Bad news: Local Chinese media reported that Pony.ai is downsizing its Infrastructure & Data department. Its Shanghai-based Data department has been dismissed. Layoffs will also extend to its maps and other departments.
At the same time, Kelvin, the head of the infrastructure and data department at Pony.ai’s California R&D center, and Feng Yi, the US head of the map, have also left.
In a statement to the media outlet, Pony.ai said it is adjusting its business structure. “The company's financial situation is good, and its business is operating normally.”
L4 malaise: The recent shutdown of Ford-backed robotaxi startup Argo AI and the leadership reshuffle of TuSimple have shocked the U.S. self-driving tech industry, adding uncertainties to the future of L4 autonomy, which indicate no human intervention in the driving. Given a macroeconomic slowdown, investors favor businesses that can bring positive cash flow.
It’s still unknow how the aftermath will affect Chinese robotaxi companies. WeRide.ai, a Guangzhou-based AV startup, seems unfazed as CEO Tony Han said on social media that the company has enough cash to live for another 6-7 years without generating any revenue.
Trending Research
Semantically-Aligned Universal Tree-Structured Solver for Math Word Problems
Researchers from Sun Yat-sun University and Dark Matter AI proposed a simple but efficient method called Universal Expression Tree (UET) to make the first attempt to represent the equations of various MWPs uniformly.

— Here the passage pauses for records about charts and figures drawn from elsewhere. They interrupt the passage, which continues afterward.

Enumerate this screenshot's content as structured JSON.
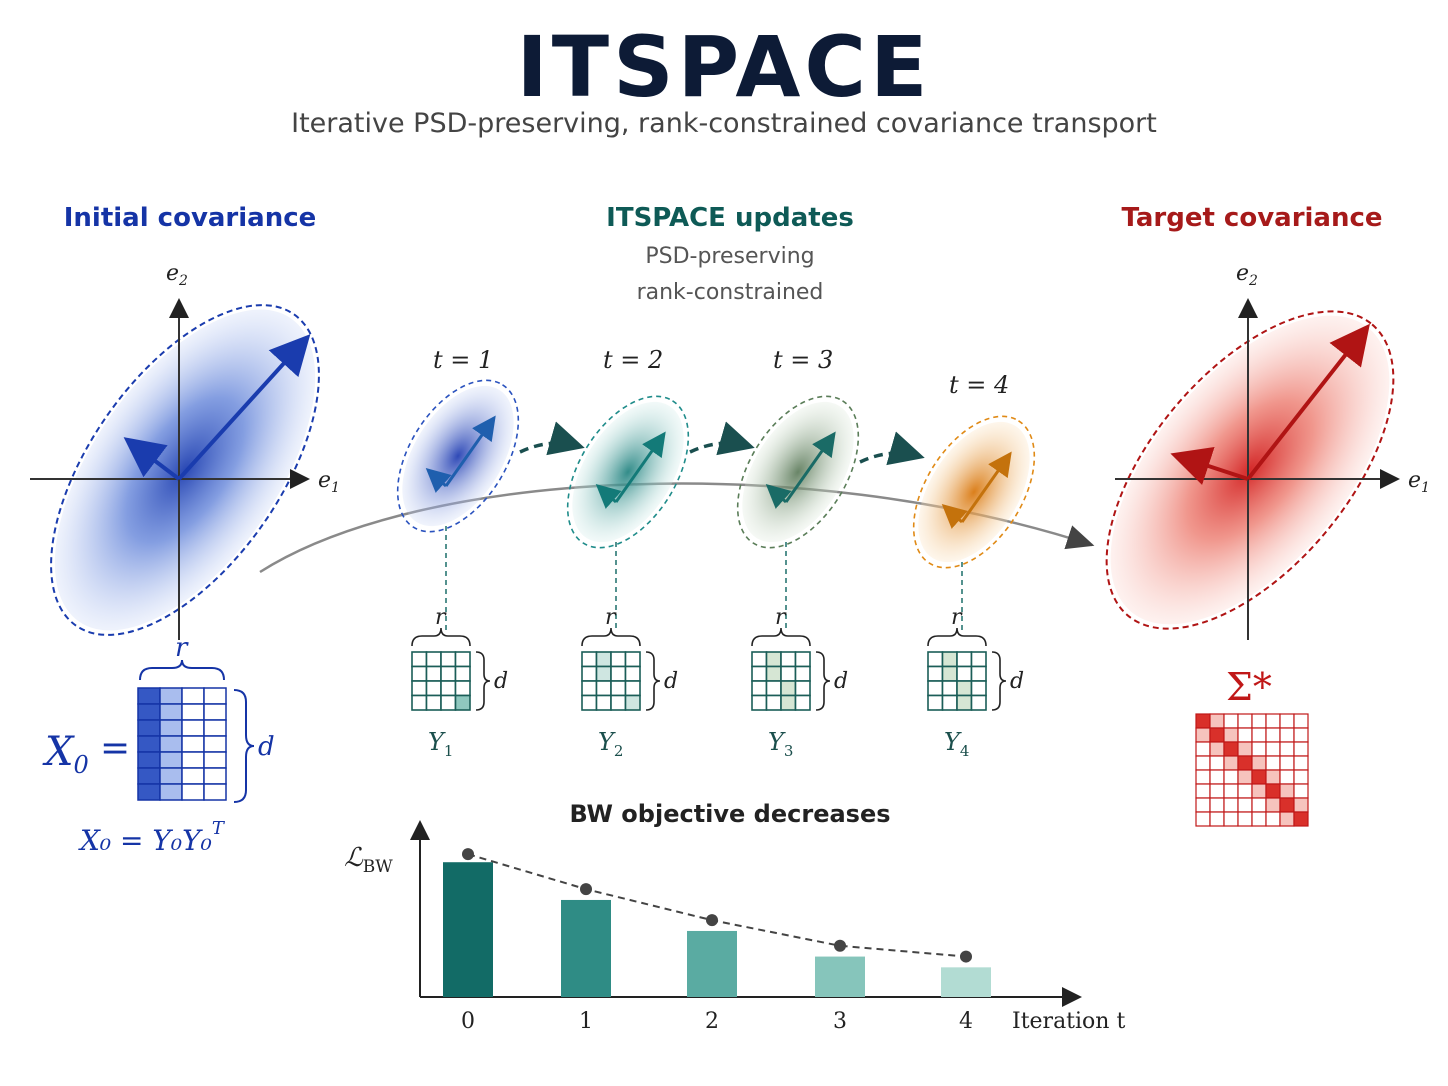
{
  "header": {
    "title": "ITSPACE",
    "subtitle": "Iterative PSD-preserving, rank-constrained covariance transport"
  },
  "initial": {
    "heading": "Initial covariance",
    "axis_x": "e",
    "axis_x_sub": "1",
    "axis_y": "e",
    "axis_y_sub": "2",
    "matrix_symbol": "X",
    "matrix_sub": "0",
    "eq_sign": "=",
    "dim_r": "r",
    "dim_d": "d",
    "factorization": "X₀ = Y₀Y₀",
    "factorization_sup": "T",
    "color": "#1534a6"
  },
  "updates": {
    "heading": "ITSPACE updates",
    "note_1": "PSD-preserving",
    "note_2": "rank-constrained",
    "steps": [
      {
        "t_label": "t = 1",
        "factor": "Y",
        "factor_sub": "1",
        "color": "#2a52be"
      },
      {
        "t_label": "t = 2",
        "factor": "Y",
        "factor_sub": "2",
        "color": "#1f8c8a"
      },
      {
        "t_label": "t = 3",
        "factor": "Y",
        "factor_sub": "3",
        "color": "#5a7d58"
      },
      {
        "t_label": "t = 4",
        "factor": "Y",
        "factor_sub": "4",
        "color": "#e08a16"
      }
    ],
    "dim_r": "r",
    "dim_d": "d",
    "color": "#0e5a56"
  },
  "target": {
    "heading": "Target covariance",
    "axis_x": "e",
    "axis_x_sub": "1",
    "axis_y": "e",
    "axis_y_sub": "2",
    "matrix_symbol": "Σ*",
    "color": "#a61a1a"
  },
  "chart_data": {
    "type": "bar",
    "title": "BW objective decreases",
    "ylabel": "ℒ",
    "ylabel_sub": "BW",
    "xlabel": "Iteration t",
    "categories": [
      "0",
      "1",
      "2",
      "3",
      "4"
    ],
    "values": [
      100,
      72,
      49,
      30,
      22
    ],
    "trend": [
      106,
      80,
      57,
      38,
      30
    ],
    "bar_colors": [
      "#126b66",
      "#2f8c85",
      "#5aaba2",
      "#86c5bb",
      "#b2dcd3"
    ],
    "ylim": [
      0,
      115
    ]
  }
}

Experimental results on several MWPs datasets show that the model can solve universal types of MWPs and outperforms several state-of-the-art models.
UPainting: Unified Text-to-Image Diffusion Generation with Cross-modal Guidance
Researchers from Baidu proposed UPainting to unify simple and complex scene image generation. Based on architecture improvements and diverse guidance schedules, UPainting effectively integrates cross-modal guidance from a pretrained image-text matching model into a text conditional diffusion model that utilizes a pretrained Transformer language model as the text encoder. UPainting greatly outperforms other models in terms of caption similarity and image fidelity in both simple and complex scenes.
ChiQA: A Large Scale Image-based Real-World Question Answering Dataset for Multi-Modal Understanding
Researchers from Tencent introduced a new question answering dataset based on image, named ChiQA. It contains the real-world queries issued by internet users, combined with several related open-domain images. ChiQA contains more than 40K questions and more than 200K question-images pairs. Data analysis shows ChiQA requires a deep understanding of both language and vision, including grounding, comparisons, and reading.